At Priory Lane Community School, we recognise the importance of science in every aspect of daily life, and as one of the core subjects, we give the teaching and learning of science the prominence it deserves. Through science learning, children are able to increase their knowledge and understanding of the world around them, whilst we also encourage their natural curiosity. Alongside this, our children also develop a range of skills through the process of scientific enquiry, such as questioning and explaining; which we believe are fundamental life-skills. We want the children of Priory Lane Community School to be the scientists of the future, and understand that is essential to increase their science capital at this critical stage of their lives.
The national curriculum aims to ensure that all pupils:
- develop scientific knowledge and conceptual understanding through the specific disciplines of biology, chemistry and physics
- develop understanding of the nature, processes and methods of science through different types of science enquiries that help them to answer scientific questions about the world around them
- are equipped with the scientific knowledge required to understand the uses and implications of science, today and for the future
- develop the essential scientific enquiry skills to deepen their scientific knowledge
At Priory Lane Community School, children have weekly science lessons throughout Key Stage 1 and 2. This ensures that children are able to build on learning from previous year groups, as well as making links between their learning within the unit of science being taught. Through these weekly lessons, children develop depth in their knowledge and a progression of skills. In EYFS, science is taught through developing the children’s understanding about the world around them. Their play and exploration forms the foundation of inspiring awe and wonder in the children of Priory Lane Community School.
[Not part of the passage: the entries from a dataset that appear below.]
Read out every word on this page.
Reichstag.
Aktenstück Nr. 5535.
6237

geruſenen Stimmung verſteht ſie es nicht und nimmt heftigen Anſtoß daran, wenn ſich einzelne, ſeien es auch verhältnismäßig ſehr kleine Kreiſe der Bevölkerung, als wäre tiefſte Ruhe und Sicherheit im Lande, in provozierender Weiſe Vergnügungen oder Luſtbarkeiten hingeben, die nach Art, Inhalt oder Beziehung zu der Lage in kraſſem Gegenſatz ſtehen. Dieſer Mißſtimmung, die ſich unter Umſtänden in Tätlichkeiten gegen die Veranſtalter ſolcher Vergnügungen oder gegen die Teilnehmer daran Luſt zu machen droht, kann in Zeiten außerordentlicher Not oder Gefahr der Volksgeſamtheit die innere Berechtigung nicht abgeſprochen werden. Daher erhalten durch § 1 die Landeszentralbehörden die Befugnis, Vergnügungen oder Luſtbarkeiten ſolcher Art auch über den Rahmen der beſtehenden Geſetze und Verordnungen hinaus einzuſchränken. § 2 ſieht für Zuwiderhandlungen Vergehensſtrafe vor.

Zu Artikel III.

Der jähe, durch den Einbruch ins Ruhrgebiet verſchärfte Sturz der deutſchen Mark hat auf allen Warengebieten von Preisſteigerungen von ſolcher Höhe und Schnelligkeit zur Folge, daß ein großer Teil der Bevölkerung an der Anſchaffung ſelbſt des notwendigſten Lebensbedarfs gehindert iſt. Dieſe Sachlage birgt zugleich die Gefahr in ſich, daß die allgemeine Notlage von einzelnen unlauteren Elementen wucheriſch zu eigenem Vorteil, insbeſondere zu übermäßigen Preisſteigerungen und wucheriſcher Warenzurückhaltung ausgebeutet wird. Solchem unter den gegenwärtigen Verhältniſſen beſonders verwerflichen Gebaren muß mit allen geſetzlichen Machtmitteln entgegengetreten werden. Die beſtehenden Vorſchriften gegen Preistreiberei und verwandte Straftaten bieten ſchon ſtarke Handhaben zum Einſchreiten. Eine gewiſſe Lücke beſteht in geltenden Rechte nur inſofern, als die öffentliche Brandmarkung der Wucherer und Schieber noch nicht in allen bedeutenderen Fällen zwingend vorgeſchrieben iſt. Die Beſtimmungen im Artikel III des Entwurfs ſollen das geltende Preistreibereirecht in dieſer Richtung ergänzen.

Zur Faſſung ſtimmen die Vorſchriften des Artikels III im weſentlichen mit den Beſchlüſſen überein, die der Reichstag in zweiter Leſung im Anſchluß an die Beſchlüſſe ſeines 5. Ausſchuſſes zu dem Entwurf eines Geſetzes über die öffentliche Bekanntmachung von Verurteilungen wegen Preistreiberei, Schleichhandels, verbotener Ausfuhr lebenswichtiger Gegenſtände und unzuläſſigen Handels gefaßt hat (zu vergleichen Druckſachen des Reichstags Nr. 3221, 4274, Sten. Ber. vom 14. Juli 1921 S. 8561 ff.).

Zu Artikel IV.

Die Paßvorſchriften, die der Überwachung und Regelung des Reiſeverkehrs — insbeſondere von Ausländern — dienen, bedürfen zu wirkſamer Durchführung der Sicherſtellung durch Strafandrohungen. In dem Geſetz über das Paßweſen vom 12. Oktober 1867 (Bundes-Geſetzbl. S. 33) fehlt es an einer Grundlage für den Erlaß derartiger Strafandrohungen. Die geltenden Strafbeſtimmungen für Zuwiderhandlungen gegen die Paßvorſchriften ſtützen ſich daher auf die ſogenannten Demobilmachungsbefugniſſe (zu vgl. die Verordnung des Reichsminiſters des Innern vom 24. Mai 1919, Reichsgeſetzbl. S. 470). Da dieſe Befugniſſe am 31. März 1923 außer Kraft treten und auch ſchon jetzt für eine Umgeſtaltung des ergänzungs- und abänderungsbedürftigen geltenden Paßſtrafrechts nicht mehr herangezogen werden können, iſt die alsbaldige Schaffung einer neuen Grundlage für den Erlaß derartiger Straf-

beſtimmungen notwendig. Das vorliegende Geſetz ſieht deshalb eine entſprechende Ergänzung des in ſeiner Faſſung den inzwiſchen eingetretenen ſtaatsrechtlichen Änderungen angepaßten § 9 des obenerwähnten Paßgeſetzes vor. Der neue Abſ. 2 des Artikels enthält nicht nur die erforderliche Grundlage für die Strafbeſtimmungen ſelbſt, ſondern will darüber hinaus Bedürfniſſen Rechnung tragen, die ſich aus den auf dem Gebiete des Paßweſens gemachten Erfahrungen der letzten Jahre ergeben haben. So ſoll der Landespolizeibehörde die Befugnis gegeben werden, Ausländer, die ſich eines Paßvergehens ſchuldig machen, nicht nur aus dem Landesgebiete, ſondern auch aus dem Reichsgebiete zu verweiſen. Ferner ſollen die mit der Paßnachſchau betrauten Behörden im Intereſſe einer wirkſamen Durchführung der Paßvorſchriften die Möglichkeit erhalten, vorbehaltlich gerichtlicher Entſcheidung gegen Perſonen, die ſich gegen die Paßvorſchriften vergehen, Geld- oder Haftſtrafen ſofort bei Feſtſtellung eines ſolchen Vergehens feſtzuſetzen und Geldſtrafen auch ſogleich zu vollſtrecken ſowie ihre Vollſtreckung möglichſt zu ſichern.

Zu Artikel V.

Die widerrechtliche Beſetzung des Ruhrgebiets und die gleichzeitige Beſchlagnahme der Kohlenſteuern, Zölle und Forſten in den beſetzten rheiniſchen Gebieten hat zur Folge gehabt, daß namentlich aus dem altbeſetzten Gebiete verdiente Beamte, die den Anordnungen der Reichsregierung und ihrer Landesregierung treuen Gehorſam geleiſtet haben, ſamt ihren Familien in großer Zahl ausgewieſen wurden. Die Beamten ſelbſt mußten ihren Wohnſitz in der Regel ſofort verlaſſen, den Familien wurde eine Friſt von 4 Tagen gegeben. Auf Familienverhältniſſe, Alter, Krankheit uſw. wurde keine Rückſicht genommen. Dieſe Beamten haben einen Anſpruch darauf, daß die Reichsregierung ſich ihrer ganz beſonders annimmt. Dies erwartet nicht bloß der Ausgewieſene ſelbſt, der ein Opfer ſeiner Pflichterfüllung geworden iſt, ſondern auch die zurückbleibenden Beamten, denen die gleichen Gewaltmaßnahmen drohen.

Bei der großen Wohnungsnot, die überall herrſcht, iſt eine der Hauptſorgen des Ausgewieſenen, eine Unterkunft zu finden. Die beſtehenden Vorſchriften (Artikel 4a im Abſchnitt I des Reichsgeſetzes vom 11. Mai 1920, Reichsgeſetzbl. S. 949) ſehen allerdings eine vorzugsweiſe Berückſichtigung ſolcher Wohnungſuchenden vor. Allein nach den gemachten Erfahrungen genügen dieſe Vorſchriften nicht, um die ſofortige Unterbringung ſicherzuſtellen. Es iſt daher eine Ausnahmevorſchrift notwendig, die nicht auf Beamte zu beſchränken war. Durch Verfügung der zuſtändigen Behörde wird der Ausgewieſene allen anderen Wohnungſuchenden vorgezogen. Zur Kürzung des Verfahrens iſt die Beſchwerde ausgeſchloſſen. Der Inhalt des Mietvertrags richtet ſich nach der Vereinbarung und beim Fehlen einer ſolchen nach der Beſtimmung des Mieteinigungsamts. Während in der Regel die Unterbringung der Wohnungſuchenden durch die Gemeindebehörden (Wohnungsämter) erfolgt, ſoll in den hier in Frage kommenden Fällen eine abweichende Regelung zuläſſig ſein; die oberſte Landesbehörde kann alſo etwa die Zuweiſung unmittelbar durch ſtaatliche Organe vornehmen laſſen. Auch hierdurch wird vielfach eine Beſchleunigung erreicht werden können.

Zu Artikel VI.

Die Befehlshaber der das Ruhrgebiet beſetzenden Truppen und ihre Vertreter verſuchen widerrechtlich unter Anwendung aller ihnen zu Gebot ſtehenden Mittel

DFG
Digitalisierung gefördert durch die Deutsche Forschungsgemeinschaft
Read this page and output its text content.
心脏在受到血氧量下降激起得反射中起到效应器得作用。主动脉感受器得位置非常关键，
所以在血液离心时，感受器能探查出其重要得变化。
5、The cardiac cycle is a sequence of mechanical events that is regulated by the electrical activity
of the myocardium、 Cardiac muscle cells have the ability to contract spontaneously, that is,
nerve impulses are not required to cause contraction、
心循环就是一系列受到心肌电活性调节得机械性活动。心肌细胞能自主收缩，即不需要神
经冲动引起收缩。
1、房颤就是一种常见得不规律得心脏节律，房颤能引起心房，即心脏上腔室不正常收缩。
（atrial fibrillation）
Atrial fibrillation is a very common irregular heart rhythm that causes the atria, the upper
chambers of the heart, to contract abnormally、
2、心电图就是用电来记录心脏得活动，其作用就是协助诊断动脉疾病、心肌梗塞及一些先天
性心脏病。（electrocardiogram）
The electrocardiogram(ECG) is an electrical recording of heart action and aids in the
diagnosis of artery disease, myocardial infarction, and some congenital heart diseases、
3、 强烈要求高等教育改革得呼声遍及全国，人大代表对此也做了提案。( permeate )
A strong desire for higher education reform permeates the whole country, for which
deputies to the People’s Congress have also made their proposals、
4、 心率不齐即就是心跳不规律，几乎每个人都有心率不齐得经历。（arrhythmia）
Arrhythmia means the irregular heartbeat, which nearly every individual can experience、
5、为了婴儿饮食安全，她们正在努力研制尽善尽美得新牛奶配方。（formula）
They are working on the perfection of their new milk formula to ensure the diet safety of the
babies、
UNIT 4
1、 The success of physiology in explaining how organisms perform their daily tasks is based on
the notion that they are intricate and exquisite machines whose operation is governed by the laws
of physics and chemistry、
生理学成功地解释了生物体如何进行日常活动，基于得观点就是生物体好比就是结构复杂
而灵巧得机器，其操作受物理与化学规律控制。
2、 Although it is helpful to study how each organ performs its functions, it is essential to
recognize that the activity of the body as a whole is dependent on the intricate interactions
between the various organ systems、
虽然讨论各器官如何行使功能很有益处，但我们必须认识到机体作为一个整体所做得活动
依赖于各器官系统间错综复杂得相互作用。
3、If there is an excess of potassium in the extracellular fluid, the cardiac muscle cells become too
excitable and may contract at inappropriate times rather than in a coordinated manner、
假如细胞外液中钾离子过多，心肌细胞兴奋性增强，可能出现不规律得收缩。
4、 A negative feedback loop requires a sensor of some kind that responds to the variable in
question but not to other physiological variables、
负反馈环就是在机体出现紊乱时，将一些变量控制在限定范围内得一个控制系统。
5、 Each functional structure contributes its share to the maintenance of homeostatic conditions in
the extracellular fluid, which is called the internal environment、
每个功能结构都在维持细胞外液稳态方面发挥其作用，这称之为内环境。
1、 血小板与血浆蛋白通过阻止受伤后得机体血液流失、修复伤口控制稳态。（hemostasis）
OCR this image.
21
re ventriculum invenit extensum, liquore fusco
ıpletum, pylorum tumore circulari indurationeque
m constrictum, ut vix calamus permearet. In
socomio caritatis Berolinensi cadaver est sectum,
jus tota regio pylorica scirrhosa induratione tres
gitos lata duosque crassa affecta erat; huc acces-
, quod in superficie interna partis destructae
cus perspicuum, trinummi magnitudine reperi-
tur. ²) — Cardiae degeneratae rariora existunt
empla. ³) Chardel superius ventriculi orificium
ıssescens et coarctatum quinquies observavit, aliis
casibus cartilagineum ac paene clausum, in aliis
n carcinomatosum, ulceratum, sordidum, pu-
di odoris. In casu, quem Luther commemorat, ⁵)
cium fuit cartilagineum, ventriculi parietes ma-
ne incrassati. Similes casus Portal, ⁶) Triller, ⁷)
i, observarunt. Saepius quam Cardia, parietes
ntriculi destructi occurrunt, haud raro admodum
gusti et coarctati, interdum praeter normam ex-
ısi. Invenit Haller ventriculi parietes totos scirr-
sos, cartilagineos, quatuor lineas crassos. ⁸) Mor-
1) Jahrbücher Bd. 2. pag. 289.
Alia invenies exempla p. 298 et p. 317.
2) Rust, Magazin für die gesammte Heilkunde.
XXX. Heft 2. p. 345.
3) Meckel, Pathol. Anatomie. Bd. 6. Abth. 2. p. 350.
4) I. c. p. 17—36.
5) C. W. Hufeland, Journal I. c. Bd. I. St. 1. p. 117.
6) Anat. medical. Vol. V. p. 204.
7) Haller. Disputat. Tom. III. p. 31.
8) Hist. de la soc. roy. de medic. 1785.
The science curriculum at Priory Lane Community School looks like:
- Science taught as the specific disciplines of biology, chemistry and physics
- The start of each science lesson is devoted to KPL, where children either recap scientific knowledge, recap previous learning which forms the foundation for teachers to build upon in their new unit of science, and links, where children are expected to make links between what they have already learned within that unit that is going to help them with their current learning
- A science display board in each classroom, including key scientific vocabulary, diagrams, photos and children’s ideas
- Children given regular opportunities to develop their enquiry skills when they explore, question, predict, plan, carry out investigations and observations, and then conclude their findings
- Children to identify which of the 5 types of scientific enquiry they are carrying out - comparative and fair test, observing over time, pattern seeking, identifying, classifying and grouping, and researching using secondary sources – by using the relevant sticker in their books
- Children using scientific equipment effectively
- Children presenting their findings and learning using scientific vocabulary, observations, scientific diagrams, tables, charts and graphs
- Teachers creating a positive attitude to science learning within their classrooms, reinforcing an expectation that all children are capable of achieving in science
- Effective modelling by teachers, through regular use of the teacher-led instruction approach as best practice, to ensure that children are able to achieve and that misconceptions are addressed within the teacher modelling
- Teachers using questioning to test children’s knowledge and skills, deepen understanding, and to regularly identify any children with gaps in learning
- Planned cross-curricular links to other curriculum subjects, such as data handling in maths, the use of electrical circuits in DT, keeping our bodies healthy in PSHE and through non-fiction writing in English
- Regular science events such as Science Week, Women in Science Day and taking part in the Edina Trust Bulb Project
- Support from STEM ambassadors to complement and broaden the curriculum, making links with the knowledge being taught in class
“Science is a way of thinking much more than it is a body of knowledge.” – Carl Sagan, astronomer, cosmologist, astrophysicist and astrobiologist.